Command-line argument parsing
Different Command-line argument parsing methods are used by different programming languages to parse command-line arguments.
Programming languages
C
C uses argv to process command-line arguments.[1][2]
An example of C argument parsing would be:
#include <stdio.h>
int main (int argc, char *argv[])
{
    int count;
    for (count=0; count<argc; count++)
        puts (argv[count]);
}
Java
An example of Java argument parsing would be:
public class Echo {
    public static void main (String[] args) {
        for (String s: args) {
            System.out.println(s);
        }
    }
}
Bash
Bash uses $1 $2 ... ($0 is the script filename).
echo $1
echo $2
...
or
for p in "$@"
do
    echo $p
done
Perl
Perl uses $ARGV.
foreach $arg (@ARGV)
{
    print $arg;
}
or
foreach $argnum (0 .. $#ARGV)
{
   print $ARGV[$argnum];
}
AWK
AWK uses ARGV also.
BEGIN {
   for ( i = 0; i < ARGC; i++ )
   {
       print ARGV[i]
   }
}
PHP
PHP uses argc as a count of arguments and argv as an array containing the values of the arguments.[3][4] To create an array from command-line arguments in the -foo:bar format, the following might be used:
$args = parseArgs($argv);
echo getArg($args, 'foo');
function parseArgs($args) {
    foreach($args as $arg) {
        $tmp = explode(':', $arg, 2);
        if ($arg[0] === '-') {
            $args[substr($tmp[0], 1)] = $tmp[1];
        }
    }
    return $args;
}
function getArg($args, $arg) {
    if (isset($args[$arg])) {
        return $args[$arg];
    }
    return false;
}
PHP can also use getopt().[5]
Python
Python uses sys.argv, e.g.:
import sys
for arg in sys.argv:
    print arg
Python also has a module called argparse in the standard library for parsing command-line arguments.[6]
Racket
Racket uses a current-command-line-arguments parameter, and provides a racket/cmdline[7] library for parsing these arguments.  Example:
#lang racket
(require racket/cmdline)
(define smile? (make-parameter #t))
(define nose?  (make-parameter #false))
(define eyes   (make-parameter ":"))
(command-line #:program "emoticon"
              #:once-any ; the following two are mutually exclusive
              [("-s" "--smile") "smile mode" (smile? #true)]

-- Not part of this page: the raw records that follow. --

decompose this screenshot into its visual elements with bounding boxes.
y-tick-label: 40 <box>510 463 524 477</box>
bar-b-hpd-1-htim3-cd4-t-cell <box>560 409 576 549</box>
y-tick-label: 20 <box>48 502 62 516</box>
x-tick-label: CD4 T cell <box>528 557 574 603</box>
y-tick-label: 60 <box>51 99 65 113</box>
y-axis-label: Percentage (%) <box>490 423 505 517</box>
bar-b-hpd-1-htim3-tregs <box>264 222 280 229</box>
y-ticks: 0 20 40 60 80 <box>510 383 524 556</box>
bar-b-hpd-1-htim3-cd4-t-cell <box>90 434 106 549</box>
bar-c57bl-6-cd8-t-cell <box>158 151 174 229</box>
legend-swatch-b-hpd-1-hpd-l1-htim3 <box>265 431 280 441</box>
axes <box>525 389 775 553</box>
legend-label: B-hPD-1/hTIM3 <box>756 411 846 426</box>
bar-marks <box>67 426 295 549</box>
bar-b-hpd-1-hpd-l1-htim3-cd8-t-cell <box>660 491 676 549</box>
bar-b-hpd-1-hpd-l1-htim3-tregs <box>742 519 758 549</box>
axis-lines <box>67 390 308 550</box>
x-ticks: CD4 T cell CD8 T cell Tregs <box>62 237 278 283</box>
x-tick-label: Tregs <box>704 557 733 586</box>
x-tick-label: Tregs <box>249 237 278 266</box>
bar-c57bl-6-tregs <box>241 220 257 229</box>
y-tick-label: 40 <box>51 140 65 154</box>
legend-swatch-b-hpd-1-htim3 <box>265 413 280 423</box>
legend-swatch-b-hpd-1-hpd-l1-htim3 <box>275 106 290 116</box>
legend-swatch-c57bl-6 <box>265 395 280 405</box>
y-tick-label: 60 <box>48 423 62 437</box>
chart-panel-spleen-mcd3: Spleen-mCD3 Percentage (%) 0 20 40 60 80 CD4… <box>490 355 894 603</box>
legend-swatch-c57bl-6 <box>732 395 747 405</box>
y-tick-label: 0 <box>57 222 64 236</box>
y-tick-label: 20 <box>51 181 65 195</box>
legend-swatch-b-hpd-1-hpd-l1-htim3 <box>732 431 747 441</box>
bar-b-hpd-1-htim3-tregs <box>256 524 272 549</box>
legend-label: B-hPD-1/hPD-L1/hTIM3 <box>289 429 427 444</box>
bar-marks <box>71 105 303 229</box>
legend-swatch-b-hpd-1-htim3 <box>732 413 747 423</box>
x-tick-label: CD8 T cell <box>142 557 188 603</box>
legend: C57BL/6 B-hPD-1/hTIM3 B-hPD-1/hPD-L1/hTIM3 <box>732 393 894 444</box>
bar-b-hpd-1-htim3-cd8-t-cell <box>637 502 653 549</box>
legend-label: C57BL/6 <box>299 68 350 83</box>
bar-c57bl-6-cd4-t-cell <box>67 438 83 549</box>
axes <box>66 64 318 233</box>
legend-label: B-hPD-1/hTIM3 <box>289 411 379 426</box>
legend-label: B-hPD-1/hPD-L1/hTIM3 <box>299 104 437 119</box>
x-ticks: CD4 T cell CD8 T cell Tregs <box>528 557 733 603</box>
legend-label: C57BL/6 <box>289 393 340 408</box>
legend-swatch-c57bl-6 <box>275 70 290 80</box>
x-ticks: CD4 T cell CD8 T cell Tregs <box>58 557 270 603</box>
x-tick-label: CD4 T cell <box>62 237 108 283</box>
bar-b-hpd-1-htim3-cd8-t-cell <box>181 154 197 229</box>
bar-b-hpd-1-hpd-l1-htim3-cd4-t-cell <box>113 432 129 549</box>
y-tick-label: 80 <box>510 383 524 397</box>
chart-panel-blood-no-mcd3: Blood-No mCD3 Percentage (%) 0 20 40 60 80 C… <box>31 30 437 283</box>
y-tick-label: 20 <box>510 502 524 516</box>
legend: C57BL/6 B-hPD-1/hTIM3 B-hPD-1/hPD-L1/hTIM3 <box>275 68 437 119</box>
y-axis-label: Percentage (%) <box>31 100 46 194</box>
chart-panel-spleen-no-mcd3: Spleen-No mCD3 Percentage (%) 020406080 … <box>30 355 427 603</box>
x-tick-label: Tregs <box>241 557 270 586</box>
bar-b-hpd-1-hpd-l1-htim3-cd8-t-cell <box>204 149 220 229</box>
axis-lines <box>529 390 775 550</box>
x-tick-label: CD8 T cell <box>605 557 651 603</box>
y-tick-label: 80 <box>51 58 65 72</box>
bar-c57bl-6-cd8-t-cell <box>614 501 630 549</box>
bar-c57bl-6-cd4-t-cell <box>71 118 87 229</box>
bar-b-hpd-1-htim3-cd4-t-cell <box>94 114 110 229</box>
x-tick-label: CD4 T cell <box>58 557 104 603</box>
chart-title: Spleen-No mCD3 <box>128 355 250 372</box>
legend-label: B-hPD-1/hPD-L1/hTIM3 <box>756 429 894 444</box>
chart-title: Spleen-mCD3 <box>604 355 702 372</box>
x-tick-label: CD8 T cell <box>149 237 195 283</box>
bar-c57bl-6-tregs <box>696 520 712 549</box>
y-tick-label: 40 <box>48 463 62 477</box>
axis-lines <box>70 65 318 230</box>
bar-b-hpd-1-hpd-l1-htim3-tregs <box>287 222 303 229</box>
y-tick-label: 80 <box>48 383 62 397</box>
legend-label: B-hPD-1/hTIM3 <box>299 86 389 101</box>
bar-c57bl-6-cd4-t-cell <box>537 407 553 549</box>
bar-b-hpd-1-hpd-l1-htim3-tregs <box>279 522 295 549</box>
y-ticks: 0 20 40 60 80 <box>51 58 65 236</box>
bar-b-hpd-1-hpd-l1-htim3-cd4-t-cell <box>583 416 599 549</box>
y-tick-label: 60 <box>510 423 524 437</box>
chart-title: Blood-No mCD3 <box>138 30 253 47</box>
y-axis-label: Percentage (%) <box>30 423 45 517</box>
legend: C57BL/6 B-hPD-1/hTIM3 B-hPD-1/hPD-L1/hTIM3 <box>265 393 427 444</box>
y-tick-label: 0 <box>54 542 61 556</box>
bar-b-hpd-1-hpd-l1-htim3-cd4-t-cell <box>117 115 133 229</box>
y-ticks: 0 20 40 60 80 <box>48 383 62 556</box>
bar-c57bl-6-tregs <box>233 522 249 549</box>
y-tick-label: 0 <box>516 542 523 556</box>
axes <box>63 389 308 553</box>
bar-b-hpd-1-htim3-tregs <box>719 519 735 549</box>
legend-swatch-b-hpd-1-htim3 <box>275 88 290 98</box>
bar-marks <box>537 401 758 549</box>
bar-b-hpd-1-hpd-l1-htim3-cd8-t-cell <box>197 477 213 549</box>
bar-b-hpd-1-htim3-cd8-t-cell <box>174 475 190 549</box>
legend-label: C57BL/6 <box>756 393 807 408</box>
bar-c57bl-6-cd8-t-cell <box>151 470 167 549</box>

              [("-f" "--frown") "frown mode" (smile? #false)]
              #:once-each
              [("-n" "--nose") "add a nose"  (nose? #true)]
              [("-e" "--eyes") char "use <char> for the eyes" (eyes char)])
(printf "~a~a~a\n"
        (eyes)
        (if (nose?) "-" "")
        (if (smile?) ")" "("))
The library parses long and short flags, handles arguments, allows combining short flags, and handles -h and --help automatically:
$ racket /tmp/c -nfe 8
8-(
References
- ↑ "The C Book — Arguments to main". Publications.gbdirect.co.uk. Retrieved 2010-05-31.
- ↑ An example of parsing C arguments and options
- ↑ "PHP Manual". PHP. Retrieved 2010-05-31.
- ↑ wikibooks:PHP Programming/CLI
- ↑ https://php.net/getopt
- ↑ "argparse — Parser for command-line options, arguments and sub-commands". Python v2.7.2 documentation. Retrieved 7 March 2012.